Paul R. Hitchcock is a senior policy advisor and William P. Byrne is a partner in Holland & Knight's Jacksonville office

HIGHLIGHTS:

  • The Supreme Court declines to review a lower court ruling that the Surface Transportation Board cannot assume regulatory authority that Congress unconstitutionally delegated to the Federal Railroad Administration and Amtrak.
  • This decision leaves open only a final effort by the government to revive the delegated authority now pending in the DC Circuit.

The US Supreme Court has turned down a request by Amtrak to review an important lower court decision affecting the relationship between Amtrak and the freight railroads over which it operates. As we reported in July of 2017, following the Eighth Circuit Court of Appeals decision, the Court held that the Surface Transportation Board (STB) did not have the authority to establish regulatory standards for "on-time performance" in exercising its power to require freight railroads to give Amtrak "preference" in operations. See, Union Pacific Railroad Co. v. Surface Transportation Board, 863 F.3d 816 (8th Cir. 2017). In denying Amtrak's petition for certiorari, the Supreme Court lets the lower court decision stand.

This decision comes in one of two important cases that have challenged government efforts to impose detailed passenger performance requirements on the freight railroads. To put the cases in context, Amtrak owns only about three percent of the 21,300 miles of track over which it operates. The remainder of its operations are over tracks owned, maintained and controlled by freight railroads. Under the Passenger Rail Investment and Improvement Act of 2008 (PRIIA) Congress delegated to the Federal Railroad Administration (FRA) and Amtrak the joint power to promulgate metrics and standards to define "on-time performance," and gave the STB the power to penalize a freight railroad if Amtrak trains operating over its tracks were unable to meet those standards.

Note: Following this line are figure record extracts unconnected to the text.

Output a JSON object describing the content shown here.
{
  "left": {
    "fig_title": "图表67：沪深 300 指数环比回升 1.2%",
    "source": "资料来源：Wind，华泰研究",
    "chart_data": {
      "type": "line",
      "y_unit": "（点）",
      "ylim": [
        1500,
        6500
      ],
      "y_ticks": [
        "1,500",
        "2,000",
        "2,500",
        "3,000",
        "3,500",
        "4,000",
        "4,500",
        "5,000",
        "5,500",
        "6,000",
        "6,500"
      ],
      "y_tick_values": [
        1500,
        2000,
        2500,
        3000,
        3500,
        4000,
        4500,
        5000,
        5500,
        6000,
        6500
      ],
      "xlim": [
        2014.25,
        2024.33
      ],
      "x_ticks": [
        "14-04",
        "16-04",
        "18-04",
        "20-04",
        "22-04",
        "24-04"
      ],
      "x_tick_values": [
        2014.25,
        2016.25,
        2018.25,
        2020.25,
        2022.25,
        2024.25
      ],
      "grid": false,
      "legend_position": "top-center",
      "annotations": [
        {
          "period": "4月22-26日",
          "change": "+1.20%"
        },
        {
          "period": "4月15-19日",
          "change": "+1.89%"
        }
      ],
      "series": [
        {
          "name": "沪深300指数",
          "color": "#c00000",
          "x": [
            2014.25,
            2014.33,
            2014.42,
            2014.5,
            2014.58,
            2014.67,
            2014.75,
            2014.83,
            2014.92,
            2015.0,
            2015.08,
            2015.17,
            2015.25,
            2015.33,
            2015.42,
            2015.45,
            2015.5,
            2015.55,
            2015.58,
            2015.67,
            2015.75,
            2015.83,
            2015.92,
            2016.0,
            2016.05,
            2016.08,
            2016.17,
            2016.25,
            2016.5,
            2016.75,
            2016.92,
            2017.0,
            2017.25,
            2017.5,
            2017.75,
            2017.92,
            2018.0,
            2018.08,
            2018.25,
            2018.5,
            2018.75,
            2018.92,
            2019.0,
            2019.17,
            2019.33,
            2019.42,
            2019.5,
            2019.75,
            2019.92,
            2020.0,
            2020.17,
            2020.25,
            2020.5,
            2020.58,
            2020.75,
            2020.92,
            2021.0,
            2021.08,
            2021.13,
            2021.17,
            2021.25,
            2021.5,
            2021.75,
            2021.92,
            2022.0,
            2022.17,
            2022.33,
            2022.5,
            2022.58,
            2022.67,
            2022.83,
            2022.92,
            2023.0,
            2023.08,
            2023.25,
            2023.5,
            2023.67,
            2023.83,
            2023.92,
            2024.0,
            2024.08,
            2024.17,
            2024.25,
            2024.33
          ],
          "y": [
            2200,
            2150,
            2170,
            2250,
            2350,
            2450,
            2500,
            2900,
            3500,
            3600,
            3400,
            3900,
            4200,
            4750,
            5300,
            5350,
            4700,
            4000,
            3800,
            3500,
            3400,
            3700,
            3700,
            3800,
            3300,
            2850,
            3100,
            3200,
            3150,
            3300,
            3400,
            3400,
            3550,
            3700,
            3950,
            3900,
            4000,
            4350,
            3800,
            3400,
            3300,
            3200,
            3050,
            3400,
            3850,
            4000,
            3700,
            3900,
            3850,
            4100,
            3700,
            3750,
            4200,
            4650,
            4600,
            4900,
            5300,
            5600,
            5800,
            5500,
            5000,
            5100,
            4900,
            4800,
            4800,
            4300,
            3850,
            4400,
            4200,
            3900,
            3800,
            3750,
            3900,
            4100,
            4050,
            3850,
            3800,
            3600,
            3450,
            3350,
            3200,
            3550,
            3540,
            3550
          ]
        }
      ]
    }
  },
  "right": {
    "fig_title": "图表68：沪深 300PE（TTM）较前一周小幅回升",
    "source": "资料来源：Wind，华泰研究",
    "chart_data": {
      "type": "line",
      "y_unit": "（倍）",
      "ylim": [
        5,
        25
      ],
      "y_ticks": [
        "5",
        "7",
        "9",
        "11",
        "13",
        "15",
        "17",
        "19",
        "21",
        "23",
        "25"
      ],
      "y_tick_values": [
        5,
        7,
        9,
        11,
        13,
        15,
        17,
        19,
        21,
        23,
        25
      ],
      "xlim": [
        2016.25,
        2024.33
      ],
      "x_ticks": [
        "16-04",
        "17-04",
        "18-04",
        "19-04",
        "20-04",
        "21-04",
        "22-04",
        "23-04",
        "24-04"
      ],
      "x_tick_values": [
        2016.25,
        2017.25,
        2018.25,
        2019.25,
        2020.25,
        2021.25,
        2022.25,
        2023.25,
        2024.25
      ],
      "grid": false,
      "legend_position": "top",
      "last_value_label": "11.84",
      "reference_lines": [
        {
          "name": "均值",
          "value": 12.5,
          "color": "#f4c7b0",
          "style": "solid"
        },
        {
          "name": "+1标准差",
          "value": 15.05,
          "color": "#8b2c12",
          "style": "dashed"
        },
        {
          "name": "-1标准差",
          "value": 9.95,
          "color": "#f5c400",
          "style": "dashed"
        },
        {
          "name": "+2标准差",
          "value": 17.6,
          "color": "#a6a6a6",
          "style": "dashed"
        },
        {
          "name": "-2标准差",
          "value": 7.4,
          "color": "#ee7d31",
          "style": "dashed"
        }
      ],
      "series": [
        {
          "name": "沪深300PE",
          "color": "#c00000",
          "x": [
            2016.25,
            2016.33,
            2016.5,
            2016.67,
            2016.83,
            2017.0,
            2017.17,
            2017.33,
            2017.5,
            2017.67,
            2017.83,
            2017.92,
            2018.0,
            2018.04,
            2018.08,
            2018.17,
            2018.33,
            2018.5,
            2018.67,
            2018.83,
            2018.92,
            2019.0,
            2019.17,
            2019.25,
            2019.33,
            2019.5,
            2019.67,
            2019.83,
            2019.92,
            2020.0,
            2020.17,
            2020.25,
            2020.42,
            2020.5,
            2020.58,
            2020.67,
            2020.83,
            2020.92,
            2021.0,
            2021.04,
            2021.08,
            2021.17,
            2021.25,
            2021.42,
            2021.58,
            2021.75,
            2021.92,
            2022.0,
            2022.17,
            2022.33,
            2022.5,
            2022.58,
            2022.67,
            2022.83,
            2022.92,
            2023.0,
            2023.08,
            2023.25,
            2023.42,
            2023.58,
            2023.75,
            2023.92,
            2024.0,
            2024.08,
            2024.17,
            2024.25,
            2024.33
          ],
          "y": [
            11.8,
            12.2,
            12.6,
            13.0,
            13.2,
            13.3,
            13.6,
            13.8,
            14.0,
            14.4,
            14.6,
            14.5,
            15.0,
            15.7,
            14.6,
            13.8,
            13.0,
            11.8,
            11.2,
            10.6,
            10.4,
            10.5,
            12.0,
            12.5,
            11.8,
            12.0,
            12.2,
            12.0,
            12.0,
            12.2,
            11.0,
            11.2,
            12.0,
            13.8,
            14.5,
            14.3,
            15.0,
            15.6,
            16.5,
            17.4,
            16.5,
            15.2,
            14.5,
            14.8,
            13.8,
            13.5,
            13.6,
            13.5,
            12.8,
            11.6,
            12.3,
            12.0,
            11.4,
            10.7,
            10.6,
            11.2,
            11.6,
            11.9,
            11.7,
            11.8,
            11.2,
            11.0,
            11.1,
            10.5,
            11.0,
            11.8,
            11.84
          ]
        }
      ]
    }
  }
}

In the other of the two cases, Ass'n of Am. Railroads v. U.S. Dept. of Transp., the freight railroads challenged the joint FRA/Amtrak authority as an unconstitutional delegation of governmental power to Amtrak – a "for profit" entity.  After a trip to the Supreme Court and back to the DC Circuit, the appellate court ruled that it was a violation of the Fifth Amendment's due process clause to give Amtrak, "an economically self-interested actor," the power to regulate its competitors.

Enter the STB, to which PRIIA gave the responsibility of implementing the FRA/Amtrak metrics and standards in complaints brought by Amtrak against individual freight railroads. The STB reasoned that, since FRA and Amtrak had no power to promulgate metrics and standards for on-time performance, it fell to the STB to "fill in the gap." The STB did just that and adopted a regulation. This began the second case, as the freight railroads appealed the STB's regulation to the Eighth Circuit, which rejected the STB's reasoning as described in our earlier post. The Supreme Court's denial of certiorari leaves that lower court's decision in place.

What appears to be the last remaining chapter is an appeal now pending at the DC Circuit in the earlier Ass'n of Am. Railroads v. U.S. Dept. of Transp. case, Docket No. 17-5123, which is scheduled for oral argument on March 5, 2018. There, the government and Amtrak are seeking to have the DC Circuit revive the joint rulemaking authority Congress granted (and the court found unconstitutional) by narrowing the court's prior decision and striking down only a portion of the offending PRIIA provision. Watch this space for further updates on the legal battle over the freight railroads' regulatory obligations to Amtrak.